Abstract The enteric nervous system (ENS) resides in the gut wall and controls physiology of the alimentary tract. The majority of the ENS is composed of enteric glial cells (EGCs), which have been linked to a wide range of gut pathologies, e.g., inflammatory bowel disease, necrotizing enterocolitis and "idiopathic" constipation. Our preliminary data point to a novel hypothesis that EGCs support normal gut function through their cell-cell connectivity established via connexin 43; the down regulation of Cx43 leads to inflammatory morphological changes and reduced motility of the gut. To test this hypothesis we will use an innovative molecular genetics approach integrated with histology, fiber-optic colonoscopy, GI transit tests in vivo, and an ex vivo imaging method of an isolated colon. This proposed investigation will gather valuable information on the novel role of Cx43 in the function of the gut and ENS. These findings will be of general interest to neurobiology. Additionally, the findings will be relevant to translational medicine, since they could open the door for the development of a cause-directed treatment for constipation and various inflammatory bowel diseases. These potential new opportunities for intervention could greatly improve clinical practice in gastroenterology by increasing the survival rate of neonatal patients suffering from necrotizing enterocolitis and substantially improve the quality of life and survival in the other ENS/EGC related gut pathologies.

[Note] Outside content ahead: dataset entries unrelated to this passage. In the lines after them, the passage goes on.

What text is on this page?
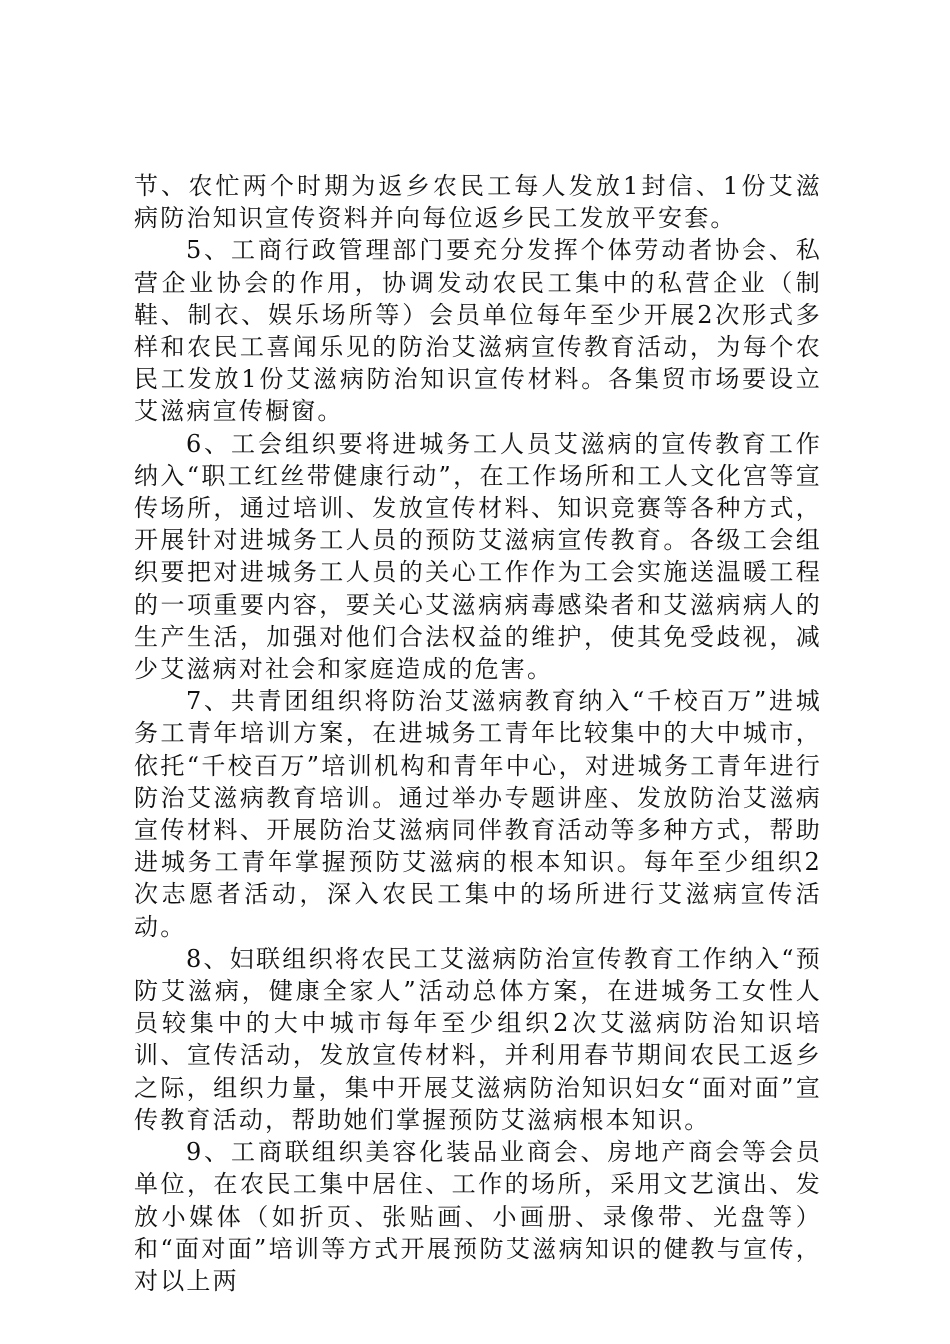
节、农忙两个时期为返乡农民工每人发放1封信、1份艾滋病防治知识宣传资料并向每位返乡民工发放平安套。

5、工商行政管理部门要充分发挥个体劳动者协会、私营企业协会的作用，协调发动农民工集中的私营企业（制鞋、制衣、娱乐场所等）会员单位每年至少开展2次形式多样和农民工喜闻乐见的防治艾滋病宣传教育活动，为每个农民工发放1份艾滋病防治知识宣传材料。各集贸市场要设立艾滋病宣传橱窗。

6、工会组织要将进城务工人员艾滋病的宣传教育工作纳入“职工红丝带健康行动”，在工作场所和工人文化宫等宣传场所，通过培训、发放宣传材料、知识竞赛等各种方式，开展针对进城务工人员的预防艾滋病宣传教育。各级工会组织要把对进城务工人员的关心工作作为工会实施送温暖工程的一项重要内容，要关心艾滋病病毒感染者和艾滋病病人的生产生活，加强对他们合法权益的维护，使其免受歧视，减少艾滋病对社会和家庭造成的危害。

7、共青团组织将防治艾滋病教育纳入“千校百万”进城务工青年培训方案，在进城务工青年比较集中的大中城市，依托“千校百万”培训机构和青年中心，对进城务工青年进行防治艾滋病教育培训。通过举办专题讲座、发放防治艾滋病宣传材料、开展防治艾滋病同伴教育活动等多种方式，帮助进城务工青年掌握预防艾滋病的根本知识。每年至少组织2次志愿者活动，深入农民工集中的场所进行艾滋病宣传活动。

8、妇联组织将农民工艾滋病防治宣传教育工作纳入“预防艾滋病，健康全家人”活动总体方案，在进城务工女性人员较集中的大中城市每年至少组织2次艾滋病防治知识培训、宣传活动，发放宣传材料，并利用春节期间农民工返乡之际，组织力量，集中开展艾滋病防治知识妇女“面对面”宣传教育活动，帮助她们掌握预防艾滋病根本知识。

9、工商联组织美容化装品业商会、房地产商会等会员单位，在农民工集中居住、工作的场所，采用文艺演出、发放小媒体（如折页、张贴画、小画册、录像带、光盘等）和“面对面”培训等方式开展预防艾滋病知识的健教与宣传，对以上两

抽象的 肠道神经系统（ENS）位于肠壁上，控制着消化道的生理学。这 大多数ENS由肠神经胶质细胞（EGC）组成，这些细胞已与多种肠道有关 病理，例如炎症性肠病，坏死性小肠结肠炎和“特发性”便秘。我们的 初步数据指出了一个新的假设，即EGC通过其细胞细胞支持正常的肠道功能 通过连接蛋白43建立的连通性； CX43的下调调节导致炎症形态学 肠道的变化和降低。为了检验这一假设，我们将使用创新的分子遗传学 与组织学，光纤结肠镜检查，体内的GI过境测试和离体成像集成的方法 孤立结肠的方法。这项拟议的调查将收集有关新颖作用的宝贵信息 CX43在肠和ENS的功能中。这些发现将引起神经生物学的普遍关注。 此外，这些发现将与转化医学有关，因为它们可以为 开发有原因的便秘和各种炎症性肠病的治疗方法。这些 潜在的干预新机会可以大大改善胃肠病学的临床实践 增加了坏死性小肠结肠炎的新生儿患者的存活率，并大大增加 改善其他ENS/EGC相关肠道病理学的生活质量和生存质量。